Files: All 6 STIG task files
3. STIG Role: Record tasks append entire matrix on each loop iteration
# Bug: Each iteration appends ALL items (17 iterations × 40 items = 680 records)
windows_manage_stig_results: "{{ results + (ALL_ITEMS | map('combine', {...}) | list) }}"
loop: "{{ ALL_ITEMS }}"
# Fix: Append only current item (17 iterations × 1 item = 17 records)
windows_manage_stig_results: "{{ results + [current_item | combine({...})] }}"

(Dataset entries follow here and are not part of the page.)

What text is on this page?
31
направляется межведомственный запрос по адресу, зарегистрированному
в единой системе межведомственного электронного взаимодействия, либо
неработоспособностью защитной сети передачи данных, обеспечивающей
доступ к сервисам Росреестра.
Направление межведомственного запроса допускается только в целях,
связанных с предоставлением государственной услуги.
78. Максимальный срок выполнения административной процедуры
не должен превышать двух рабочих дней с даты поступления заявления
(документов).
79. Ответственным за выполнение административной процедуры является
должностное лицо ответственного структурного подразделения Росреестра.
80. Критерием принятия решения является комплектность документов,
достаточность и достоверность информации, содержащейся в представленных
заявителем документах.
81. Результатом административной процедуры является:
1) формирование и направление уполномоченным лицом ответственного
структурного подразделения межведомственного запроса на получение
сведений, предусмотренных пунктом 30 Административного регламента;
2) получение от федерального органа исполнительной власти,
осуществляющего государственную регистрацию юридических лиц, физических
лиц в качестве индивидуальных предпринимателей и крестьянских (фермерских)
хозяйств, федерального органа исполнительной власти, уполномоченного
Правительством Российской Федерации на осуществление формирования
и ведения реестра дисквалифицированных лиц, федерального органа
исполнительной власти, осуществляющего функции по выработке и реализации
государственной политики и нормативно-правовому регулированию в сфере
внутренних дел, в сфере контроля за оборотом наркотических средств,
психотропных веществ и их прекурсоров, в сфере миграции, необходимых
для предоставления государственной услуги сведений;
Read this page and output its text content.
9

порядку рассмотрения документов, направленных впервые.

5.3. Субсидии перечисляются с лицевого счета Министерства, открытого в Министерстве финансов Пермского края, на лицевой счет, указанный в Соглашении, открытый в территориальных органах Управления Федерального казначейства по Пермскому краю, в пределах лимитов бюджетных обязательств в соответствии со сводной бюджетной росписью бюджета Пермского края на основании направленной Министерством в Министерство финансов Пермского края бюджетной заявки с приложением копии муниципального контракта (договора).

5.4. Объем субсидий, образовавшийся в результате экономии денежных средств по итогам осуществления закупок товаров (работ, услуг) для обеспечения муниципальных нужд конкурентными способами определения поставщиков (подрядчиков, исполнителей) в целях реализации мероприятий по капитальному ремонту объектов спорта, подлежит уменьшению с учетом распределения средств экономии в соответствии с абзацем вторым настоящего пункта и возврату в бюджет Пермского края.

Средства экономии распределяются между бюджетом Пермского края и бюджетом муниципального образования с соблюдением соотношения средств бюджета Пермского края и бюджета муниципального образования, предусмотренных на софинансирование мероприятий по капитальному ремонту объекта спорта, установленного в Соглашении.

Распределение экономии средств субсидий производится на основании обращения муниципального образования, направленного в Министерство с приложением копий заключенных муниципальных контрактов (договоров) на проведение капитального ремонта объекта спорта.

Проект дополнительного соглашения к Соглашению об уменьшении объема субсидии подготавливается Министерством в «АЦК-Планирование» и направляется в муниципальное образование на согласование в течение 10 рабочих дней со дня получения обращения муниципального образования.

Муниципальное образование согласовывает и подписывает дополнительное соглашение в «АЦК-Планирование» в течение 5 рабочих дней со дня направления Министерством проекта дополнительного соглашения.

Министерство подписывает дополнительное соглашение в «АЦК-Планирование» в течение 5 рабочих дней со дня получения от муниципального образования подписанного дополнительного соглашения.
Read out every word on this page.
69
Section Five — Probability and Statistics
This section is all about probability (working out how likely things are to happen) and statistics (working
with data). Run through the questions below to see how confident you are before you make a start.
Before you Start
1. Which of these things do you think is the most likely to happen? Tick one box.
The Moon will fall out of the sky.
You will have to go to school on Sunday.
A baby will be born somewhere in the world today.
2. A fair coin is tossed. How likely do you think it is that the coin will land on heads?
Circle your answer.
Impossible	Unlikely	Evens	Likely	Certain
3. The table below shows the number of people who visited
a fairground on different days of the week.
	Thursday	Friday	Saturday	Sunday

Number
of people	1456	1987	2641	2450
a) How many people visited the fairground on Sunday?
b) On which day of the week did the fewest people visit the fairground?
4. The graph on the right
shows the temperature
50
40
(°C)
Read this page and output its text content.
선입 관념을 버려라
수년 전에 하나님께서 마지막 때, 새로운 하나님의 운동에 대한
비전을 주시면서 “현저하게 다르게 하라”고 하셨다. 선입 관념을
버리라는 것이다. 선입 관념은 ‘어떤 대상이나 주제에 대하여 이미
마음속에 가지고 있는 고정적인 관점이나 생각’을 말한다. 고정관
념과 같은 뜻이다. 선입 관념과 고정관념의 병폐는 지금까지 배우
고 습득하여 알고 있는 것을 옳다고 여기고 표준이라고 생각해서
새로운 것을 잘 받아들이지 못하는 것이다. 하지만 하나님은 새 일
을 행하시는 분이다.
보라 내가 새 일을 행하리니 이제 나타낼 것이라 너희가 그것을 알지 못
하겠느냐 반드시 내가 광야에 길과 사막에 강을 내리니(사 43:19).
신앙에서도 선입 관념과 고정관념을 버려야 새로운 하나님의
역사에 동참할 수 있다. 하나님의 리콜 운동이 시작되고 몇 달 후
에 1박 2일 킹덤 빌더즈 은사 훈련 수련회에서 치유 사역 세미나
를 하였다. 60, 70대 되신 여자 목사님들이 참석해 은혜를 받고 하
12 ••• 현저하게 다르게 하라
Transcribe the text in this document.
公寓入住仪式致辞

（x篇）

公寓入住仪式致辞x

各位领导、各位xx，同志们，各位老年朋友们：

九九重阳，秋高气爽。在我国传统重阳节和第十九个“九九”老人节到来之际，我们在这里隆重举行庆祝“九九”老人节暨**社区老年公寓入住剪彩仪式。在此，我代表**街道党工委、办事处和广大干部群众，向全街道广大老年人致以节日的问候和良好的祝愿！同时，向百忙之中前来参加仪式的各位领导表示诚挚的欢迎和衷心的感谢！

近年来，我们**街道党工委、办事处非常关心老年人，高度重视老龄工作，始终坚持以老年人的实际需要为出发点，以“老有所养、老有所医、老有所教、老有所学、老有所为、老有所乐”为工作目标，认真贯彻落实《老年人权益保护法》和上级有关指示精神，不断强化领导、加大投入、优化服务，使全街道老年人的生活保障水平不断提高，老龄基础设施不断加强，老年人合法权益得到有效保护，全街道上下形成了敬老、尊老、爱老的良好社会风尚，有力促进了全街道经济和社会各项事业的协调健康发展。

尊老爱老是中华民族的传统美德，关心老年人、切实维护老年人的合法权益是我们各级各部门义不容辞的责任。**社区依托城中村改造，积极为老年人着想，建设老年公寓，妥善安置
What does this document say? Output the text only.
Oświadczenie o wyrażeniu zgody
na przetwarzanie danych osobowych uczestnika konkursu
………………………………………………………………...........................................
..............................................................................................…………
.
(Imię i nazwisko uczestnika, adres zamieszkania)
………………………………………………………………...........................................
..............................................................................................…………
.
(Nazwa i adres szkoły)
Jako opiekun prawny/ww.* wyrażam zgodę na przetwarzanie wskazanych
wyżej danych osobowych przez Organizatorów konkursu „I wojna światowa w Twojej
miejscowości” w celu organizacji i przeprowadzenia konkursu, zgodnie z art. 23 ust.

Files: All 6 STIG task files
Files Changed
┌────────────────────────────────────────────────────────────┬────────────────────────────────────────────────────────────┐
│ File │ Changes │
├────────────────────────────────────────────────────────────┼────────────────────────────────────────────────────────────┤
│ roles/windows_manage_cis/tasks/main.yml │ Add list filter before length (8 occurrences) │
├────────────────────────────────────────────────────────────┼────────────────────────────────────────────────────────────┤
│ roles/windows_manage_stig/tasks/account_policies.yml │ Add filter to AUDIT-Get and Record tasks; fix Record logic │
├────────────────────────────────────────────────────────────┼────────────────────────────────────────────────────────────┤
│ roles/windows_manage_stig/tasks/audit_policies.yml │ Add filter to SCORED and Record tasks; fix Record logic │
├────────────────────────────────────────────────────────────┼────────────────────────────────────────────────────────────┤
│ roles/windows_manage_stig/tasks/registry_settings.yml │ Add filter to AUDIT-Get and Record tasks; fix Record logic │
├────────────────────────────────────────────────────────────┼────────────────────────────────────────────────────────────┤
│ roles/windows_manage_stig/tasks/security_options.yml │ Add filter to AUDIT-Get and Record tasks; fix Record logic │
├────────────────────────────────────────────────────────────┼────────────────────────────────────────────────────────────┤
│ roles/windows_manage_stig/tasks/system_services.yml │ Add filter to AUDIT-Get and Record tasks; fix Record logic │
├────────────────────────────────────────────────────────────┼────────────────────────────────────────────────────────────┤
│ roles/windows_manage_stig/tasks/user_rights_assignment.yml │ Add filter to AUDIT-Get and Record tasks; fix Record logic │
└────────────────────────────────────────────────────────────┴────────────────────────────────────────────────────────────┘Backward Compatibility
Fully preserved. When only_rules is empty or undefined, all controls execute as before.